En 1975, après bien des années heureuses en Afrique australe, nous avons appris que nous devions partir pour l’Afrique de l’Ouest. Très vite, nous nous sommes installés au Béthel de la Sierra Leone, où nous avons pris nos nouvelles fonctions. Hélas ! cela n’allait pas durer. Une grave crise de paludisme m’a beaucoup affaibli, si bien que j’ai dû partir me faire soigner à Londres. Là-bas, à notre grand regret, on m’a déconseillé de retourner en Afrique. Toutefois, Joyce et moi avons été accueillis chaleureusement par la famille du Béthel de Londres ; et puis, comme beaucoup de congrégations londoniennes comptent de nombreux frères et sœurs d’Afrique, nous ne sommes pas trop dépaysés ! À mesure que je récupérais des forces, nous nous sommes adaptés à une nouvelle vie encore. Puis on m’a demandé de m’occuper du service des achats du Béthel. Tâche absorbante s’il en est, étant donné l’expansion que l’on a observée dans les années qui ont suivi.

En 1994, ma chère Joyce est morte d’une sclérose latérale amyotrophique (maladie de Charcot), qu’on lui avait diagnostiquée quelques années auparavant. Elle avait été pour moi une épouse fidèle, dévouée, aimante, toujours prête à se plier aux circonstances diverses que nous avons affrontées ensemble. J’ai constaté combien il est important de conserver une bonne vision spirituelle des choses et de regarder toujours devant soi pour surmonter une telle perte.

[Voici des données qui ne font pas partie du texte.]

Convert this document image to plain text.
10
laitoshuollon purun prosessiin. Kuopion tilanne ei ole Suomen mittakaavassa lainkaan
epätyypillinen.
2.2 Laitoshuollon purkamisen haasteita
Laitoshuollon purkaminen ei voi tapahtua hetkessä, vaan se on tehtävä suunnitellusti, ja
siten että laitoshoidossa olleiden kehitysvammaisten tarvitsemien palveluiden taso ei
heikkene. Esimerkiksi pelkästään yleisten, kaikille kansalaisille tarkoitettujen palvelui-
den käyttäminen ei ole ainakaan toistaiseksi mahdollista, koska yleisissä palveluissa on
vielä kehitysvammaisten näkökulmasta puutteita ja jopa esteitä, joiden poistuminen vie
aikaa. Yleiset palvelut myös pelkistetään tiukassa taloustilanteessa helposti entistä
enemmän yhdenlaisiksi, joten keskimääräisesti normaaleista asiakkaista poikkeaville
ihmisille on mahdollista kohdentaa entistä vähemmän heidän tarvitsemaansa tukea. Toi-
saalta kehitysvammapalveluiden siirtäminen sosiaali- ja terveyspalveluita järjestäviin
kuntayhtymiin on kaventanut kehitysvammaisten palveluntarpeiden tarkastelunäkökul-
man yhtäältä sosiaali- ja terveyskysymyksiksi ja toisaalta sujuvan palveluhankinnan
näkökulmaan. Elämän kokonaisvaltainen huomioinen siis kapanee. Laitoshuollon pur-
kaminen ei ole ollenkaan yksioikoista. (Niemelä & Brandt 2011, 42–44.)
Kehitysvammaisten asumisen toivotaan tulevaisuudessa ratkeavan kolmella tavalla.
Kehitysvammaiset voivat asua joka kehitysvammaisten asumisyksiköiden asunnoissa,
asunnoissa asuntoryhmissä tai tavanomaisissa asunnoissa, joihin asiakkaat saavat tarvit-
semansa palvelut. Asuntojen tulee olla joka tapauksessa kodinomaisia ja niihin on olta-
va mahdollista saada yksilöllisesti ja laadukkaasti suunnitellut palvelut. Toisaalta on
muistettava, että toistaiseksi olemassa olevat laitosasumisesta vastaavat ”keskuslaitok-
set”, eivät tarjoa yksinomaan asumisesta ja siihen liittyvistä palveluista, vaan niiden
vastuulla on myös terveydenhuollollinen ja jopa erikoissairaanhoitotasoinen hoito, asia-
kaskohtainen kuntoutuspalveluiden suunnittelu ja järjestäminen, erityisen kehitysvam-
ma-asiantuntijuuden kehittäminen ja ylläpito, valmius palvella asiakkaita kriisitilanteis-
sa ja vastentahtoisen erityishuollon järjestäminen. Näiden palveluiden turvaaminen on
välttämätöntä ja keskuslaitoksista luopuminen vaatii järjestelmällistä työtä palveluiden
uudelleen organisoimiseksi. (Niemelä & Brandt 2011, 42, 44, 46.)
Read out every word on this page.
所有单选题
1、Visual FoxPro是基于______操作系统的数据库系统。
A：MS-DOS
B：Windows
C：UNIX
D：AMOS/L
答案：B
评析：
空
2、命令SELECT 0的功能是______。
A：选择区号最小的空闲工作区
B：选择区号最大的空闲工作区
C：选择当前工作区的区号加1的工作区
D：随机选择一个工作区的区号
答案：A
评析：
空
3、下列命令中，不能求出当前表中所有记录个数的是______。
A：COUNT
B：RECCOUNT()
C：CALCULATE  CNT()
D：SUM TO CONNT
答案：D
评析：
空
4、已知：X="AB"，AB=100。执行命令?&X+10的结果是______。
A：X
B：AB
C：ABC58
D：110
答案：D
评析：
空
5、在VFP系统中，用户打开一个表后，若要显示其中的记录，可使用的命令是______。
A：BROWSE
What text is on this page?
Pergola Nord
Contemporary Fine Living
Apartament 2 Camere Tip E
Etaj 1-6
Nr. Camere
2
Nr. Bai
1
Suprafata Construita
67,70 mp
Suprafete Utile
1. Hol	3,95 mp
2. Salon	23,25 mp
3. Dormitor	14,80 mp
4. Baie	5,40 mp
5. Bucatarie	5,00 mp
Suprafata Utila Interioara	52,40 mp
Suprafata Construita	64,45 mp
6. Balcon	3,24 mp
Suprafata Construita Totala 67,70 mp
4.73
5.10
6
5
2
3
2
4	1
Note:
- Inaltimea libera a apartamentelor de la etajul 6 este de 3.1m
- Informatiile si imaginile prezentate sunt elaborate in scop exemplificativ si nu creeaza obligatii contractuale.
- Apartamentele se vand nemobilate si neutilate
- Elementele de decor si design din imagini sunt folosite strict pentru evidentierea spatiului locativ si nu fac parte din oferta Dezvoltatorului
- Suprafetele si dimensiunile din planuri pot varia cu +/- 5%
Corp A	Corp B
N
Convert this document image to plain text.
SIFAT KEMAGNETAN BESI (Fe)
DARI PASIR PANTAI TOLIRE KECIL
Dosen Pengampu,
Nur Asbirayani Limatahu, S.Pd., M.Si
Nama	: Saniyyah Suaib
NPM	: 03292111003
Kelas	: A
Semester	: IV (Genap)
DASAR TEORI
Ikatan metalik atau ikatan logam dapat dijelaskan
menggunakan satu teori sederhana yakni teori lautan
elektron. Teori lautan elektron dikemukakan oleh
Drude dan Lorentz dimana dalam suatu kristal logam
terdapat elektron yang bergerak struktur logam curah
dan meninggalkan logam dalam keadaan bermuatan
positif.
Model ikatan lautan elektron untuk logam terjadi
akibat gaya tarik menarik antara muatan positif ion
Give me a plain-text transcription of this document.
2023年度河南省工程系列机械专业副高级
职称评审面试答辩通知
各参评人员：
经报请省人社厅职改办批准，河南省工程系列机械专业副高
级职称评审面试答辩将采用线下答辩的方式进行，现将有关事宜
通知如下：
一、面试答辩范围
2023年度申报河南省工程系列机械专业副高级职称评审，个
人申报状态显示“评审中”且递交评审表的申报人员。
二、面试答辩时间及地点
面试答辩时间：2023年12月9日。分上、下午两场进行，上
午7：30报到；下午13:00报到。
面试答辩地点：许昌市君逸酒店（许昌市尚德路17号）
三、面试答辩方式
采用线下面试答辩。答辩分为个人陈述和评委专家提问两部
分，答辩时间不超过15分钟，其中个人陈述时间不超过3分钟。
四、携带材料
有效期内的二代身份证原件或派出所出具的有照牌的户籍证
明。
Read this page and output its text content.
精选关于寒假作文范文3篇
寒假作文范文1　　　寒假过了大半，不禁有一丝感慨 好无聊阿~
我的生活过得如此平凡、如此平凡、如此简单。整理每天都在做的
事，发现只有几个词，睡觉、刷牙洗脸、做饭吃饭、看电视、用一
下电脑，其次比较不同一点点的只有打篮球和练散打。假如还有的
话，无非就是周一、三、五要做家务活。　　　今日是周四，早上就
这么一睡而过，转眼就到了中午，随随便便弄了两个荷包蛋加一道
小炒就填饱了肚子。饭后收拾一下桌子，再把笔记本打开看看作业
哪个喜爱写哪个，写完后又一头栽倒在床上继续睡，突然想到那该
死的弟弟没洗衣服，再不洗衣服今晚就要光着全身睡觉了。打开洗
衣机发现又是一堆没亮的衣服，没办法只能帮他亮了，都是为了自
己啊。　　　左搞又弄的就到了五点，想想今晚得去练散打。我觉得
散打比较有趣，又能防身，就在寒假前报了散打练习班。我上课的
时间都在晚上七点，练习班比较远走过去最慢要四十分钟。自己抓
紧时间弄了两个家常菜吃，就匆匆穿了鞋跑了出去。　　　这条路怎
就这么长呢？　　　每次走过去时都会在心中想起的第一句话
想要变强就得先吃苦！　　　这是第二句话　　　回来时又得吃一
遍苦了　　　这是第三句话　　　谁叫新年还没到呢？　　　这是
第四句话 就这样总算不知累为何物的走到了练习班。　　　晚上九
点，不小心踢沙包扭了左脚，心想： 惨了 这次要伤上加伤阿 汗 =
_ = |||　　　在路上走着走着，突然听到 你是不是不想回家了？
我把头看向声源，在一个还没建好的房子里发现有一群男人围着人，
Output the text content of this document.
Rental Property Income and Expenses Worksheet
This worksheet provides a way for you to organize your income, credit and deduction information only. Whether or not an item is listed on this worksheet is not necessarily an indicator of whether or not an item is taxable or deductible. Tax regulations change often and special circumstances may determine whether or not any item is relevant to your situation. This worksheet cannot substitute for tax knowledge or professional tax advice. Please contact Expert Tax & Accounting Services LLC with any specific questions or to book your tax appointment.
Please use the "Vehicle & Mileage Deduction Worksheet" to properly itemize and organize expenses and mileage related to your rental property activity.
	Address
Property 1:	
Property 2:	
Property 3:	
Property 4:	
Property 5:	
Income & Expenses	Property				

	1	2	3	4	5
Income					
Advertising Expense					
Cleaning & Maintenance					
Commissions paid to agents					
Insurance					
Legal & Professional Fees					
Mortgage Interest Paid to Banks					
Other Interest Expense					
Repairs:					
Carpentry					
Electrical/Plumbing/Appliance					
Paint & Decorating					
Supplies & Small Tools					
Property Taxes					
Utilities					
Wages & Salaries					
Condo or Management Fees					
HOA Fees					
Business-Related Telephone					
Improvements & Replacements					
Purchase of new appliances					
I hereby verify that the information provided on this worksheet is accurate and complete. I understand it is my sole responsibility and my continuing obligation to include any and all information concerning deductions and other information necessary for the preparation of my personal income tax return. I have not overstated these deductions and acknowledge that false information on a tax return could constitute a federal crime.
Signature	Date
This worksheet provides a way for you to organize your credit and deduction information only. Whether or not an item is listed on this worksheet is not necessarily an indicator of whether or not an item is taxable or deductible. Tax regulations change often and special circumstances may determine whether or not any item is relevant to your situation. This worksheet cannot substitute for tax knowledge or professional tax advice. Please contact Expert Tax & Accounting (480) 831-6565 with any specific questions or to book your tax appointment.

La prière et un bon rythme d’activités chrétiennes, dont la prédication, m’occupent bien l’esprit. — Proverbes 3:5, 6.

Le service au Béthel est un privilège et un beau mode de vie. Je travaille avec tant de braves jeunes gens, je reçois tant de joies ! Ici à Londres, un grand nombre de visiteurs passent dans nos murs, ce qui me fait du bien aussi. Parfois, je croise des amis chers que j’ai connus en Afrique, et les bons souvenirs affluent à ma mémoire. Tout cela m’aide à profiter pleinement de “ la vie présente ”, en envisageant avec confiance et espoir la vie “ qui est à venir ”. — 1 Timothée 4:8.

[Note]

^ § 5 Publié par les Témoins de Jéhovah en 1928 ; épuisé.

[Illustration, page 25]

Ma mère et moi en 1946.

[Illustration, page 26]

Joyce et moi, le jour de notre mariage, en 1950.

[Illustration, page 26]

En 1953, à Bristol, lors d’une assemblée.

[Illustrations, page 27]

Avec un groupe isolé (ci-dessus), et avec une congrégation (à gauche) en Rhodésie du Sud (Zimbabwe).